Penangkapan selebgram Donna Fabiola menjadi perhatian masyarakat setelah terungkap keterlibatannya dalam peredaran narkotika di Bali. Kasus ini menarik perhatian publik karena berkaitan langsung dengan rencana distribusi kokain dan MDMA menjelang gelaran musik internasional Djakarta Warehouse Project (DWP) 2025. Penangkapan dilakukan secara terencana melalui penyelidikan mendalam oleh aparat kepolisian.

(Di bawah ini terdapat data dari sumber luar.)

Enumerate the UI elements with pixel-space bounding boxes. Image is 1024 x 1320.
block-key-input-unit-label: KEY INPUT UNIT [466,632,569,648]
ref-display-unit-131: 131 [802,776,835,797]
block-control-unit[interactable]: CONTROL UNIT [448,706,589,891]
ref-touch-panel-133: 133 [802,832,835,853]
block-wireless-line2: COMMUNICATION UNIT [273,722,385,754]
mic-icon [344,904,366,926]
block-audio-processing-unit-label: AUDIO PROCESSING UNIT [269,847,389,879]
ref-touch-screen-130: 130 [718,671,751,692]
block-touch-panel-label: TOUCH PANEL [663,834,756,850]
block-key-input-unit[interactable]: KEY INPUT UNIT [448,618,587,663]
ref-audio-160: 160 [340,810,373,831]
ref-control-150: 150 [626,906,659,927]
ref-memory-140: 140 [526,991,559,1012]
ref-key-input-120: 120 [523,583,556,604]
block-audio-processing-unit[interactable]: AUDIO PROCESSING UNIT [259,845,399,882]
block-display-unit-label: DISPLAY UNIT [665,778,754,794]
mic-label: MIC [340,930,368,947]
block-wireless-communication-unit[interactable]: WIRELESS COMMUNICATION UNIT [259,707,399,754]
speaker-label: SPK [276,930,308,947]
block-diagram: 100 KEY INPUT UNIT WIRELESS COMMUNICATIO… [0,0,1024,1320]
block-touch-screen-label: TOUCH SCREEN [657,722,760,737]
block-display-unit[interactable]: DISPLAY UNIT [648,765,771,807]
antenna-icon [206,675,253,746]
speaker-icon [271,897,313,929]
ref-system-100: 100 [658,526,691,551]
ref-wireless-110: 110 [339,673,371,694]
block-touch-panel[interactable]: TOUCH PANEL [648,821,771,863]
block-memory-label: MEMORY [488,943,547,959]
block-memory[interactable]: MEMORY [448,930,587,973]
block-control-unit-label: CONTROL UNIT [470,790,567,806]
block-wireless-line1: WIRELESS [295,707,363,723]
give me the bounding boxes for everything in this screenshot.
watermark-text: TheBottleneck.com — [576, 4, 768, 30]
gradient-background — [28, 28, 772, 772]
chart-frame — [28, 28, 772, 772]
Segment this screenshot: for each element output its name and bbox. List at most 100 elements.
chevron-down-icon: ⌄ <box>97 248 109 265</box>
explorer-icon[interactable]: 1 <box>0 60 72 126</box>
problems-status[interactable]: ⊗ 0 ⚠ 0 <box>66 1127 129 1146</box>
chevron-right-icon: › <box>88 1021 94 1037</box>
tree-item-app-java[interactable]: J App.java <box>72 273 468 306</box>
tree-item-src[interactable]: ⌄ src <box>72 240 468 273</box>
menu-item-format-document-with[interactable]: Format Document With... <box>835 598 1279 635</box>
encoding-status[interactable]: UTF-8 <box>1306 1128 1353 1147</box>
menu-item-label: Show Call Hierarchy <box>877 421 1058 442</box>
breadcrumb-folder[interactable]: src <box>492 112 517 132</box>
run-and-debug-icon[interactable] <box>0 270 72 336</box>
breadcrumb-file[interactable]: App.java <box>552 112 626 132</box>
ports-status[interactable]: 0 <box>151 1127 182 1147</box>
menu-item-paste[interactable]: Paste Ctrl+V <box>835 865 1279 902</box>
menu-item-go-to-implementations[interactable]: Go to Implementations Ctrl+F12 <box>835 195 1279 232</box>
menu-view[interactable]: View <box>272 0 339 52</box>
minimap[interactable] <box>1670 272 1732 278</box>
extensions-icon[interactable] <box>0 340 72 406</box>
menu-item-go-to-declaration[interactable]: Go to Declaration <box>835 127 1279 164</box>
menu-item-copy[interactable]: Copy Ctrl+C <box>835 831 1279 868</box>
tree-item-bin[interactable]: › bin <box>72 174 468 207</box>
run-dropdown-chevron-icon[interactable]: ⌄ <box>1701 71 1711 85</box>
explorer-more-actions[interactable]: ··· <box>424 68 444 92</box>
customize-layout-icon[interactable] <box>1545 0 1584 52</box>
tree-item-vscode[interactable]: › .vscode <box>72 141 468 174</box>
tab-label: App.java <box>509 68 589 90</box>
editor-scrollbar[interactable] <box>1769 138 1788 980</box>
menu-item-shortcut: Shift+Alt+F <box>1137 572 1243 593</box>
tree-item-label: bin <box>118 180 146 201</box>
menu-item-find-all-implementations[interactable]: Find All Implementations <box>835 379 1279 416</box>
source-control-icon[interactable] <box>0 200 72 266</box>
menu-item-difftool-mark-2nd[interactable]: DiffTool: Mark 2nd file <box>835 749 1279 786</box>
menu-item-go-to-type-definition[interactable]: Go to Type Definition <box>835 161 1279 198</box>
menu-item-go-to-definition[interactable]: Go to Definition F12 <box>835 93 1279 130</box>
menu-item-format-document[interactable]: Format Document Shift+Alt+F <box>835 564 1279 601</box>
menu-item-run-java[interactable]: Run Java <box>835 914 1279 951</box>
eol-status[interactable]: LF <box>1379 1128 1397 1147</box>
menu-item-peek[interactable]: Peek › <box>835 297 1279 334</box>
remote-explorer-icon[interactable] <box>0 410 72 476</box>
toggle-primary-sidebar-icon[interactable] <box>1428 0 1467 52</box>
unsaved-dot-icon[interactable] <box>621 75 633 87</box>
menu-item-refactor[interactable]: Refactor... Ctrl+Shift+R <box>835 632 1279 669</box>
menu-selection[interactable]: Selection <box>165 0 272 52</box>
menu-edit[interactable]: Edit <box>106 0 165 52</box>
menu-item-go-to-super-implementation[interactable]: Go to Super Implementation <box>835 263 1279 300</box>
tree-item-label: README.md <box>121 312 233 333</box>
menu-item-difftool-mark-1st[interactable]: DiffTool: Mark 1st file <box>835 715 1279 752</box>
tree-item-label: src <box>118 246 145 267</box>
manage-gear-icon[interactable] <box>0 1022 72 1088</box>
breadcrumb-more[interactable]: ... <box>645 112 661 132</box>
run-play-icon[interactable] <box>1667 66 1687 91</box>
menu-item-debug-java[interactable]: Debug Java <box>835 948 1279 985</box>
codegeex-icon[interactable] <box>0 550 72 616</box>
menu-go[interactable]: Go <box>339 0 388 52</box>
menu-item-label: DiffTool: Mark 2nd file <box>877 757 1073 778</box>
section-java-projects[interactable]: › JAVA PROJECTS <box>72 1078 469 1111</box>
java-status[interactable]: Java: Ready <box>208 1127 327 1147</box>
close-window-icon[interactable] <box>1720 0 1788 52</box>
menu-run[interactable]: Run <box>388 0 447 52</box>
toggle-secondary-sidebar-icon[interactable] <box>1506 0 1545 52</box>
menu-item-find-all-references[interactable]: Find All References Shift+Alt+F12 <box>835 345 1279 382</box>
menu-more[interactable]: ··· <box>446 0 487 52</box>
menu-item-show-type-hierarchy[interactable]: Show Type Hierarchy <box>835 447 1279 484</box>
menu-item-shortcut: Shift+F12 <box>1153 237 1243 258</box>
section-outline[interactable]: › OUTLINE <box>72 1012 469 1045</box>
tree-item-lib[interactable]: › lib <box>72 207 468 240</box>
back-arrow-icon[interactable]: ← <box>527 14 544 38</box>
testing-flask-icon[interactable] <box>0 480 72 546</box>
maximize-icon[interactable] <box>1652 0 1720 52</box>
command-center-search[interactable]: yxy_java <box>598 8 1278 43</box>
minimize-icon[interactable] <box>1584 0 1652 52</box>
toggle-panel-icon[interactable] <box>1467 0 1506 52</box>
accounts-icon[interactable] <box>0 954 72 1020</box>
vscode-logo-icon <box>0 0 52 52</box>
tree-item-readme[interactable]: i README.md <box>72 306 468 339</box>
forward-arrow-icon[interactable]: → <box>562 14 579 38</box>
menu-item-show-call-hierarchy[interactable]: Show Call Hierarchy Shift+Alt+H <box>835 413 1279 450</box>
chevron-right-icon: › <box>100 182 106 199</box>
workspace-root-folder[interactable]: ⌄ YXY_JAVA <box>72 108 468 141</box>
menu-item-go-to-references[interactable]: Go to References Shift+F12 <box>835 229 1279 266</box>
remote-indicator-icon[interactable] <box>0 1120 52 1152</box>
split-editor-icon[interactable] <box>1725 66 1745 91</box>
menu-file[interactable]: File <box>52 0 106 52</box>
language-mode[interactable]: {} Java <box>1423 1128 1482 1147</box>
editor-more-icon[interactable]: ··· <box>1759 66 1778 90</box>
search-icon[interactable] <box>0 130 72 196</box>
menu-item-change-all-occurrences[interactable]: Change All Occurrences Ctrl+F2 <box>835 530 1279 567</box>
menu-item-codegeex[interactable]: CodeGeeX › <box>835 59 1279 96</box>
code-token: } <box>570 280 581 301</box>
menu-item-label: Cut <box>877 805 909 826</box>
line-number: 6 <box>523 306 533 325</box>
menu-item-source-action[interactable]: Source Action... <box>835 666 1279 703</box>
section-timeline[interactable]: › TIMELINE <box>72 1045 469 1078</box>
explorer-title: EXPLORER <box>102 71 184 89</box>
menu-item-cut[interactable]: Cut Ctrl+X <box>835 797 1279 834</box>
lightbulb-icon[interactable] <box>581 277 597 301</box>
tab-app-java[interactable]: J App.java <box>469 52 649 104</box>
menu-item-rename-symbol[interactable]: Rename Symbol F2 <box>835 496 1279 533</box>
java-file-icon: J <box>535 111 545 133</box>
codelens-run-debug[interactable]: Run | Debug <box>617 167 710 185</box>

Nama Donna Fabiola disebut memiliki peran penting dalam jaringan tersebut. Selain itu, penangkapan ini juga menyeret belasan tersangka lain dari jaringan yang sama. Berikut adalah kronologi lengkap penangkapan selebgram Donna Fabiola berdasarkan keterangan resmi kepolisian:
Pengungkapan Awal Kasus
Pengungkapan kasus ini bermula dari informasi masyarakat yang diterima Bareskrim Polri pada 10 Desember 2025. Laporan tersebut menyebut adanya rencana transaksi narkotika di wilayah Bali menjelang acara DWP yang digelar pada 12–14 Desember 2025 di Garuda Wisnu Kencana (GWK). Informasi ini langsung ditindaklanjuti oleh Direktorat Tindak Pidana Narkoba Bareskrim Polri dengan melakukan penyelidikan intensif.
Metode undercover buy pun diterapkan untuk menelusuri jaringan pelaku. Dari hasil penyelidikan awal, petugas mengarah pada nama Donna Fabiola. Menurut keterangan resmi, Donna diduga berperan sebagai bandar narkotika. Petugas yang menyamar kemudian menjalin komunikasi dengan Donna melalui aplikasi WhatsApp untuk mengatur transaksi.
Transaksi Pertama
Pertemuan pertama dilakukan di Cafe The Forge, kawasan Petitenget, Kerobokan. Dalam transaksi tersebut, Donna menyerahkan tiga paket kokain dengan harga Rp4 juta per gram. Bahkan, ia meminta agar barang tersebut dicek terlebih dahulu sebelum pembayaran dilakukan.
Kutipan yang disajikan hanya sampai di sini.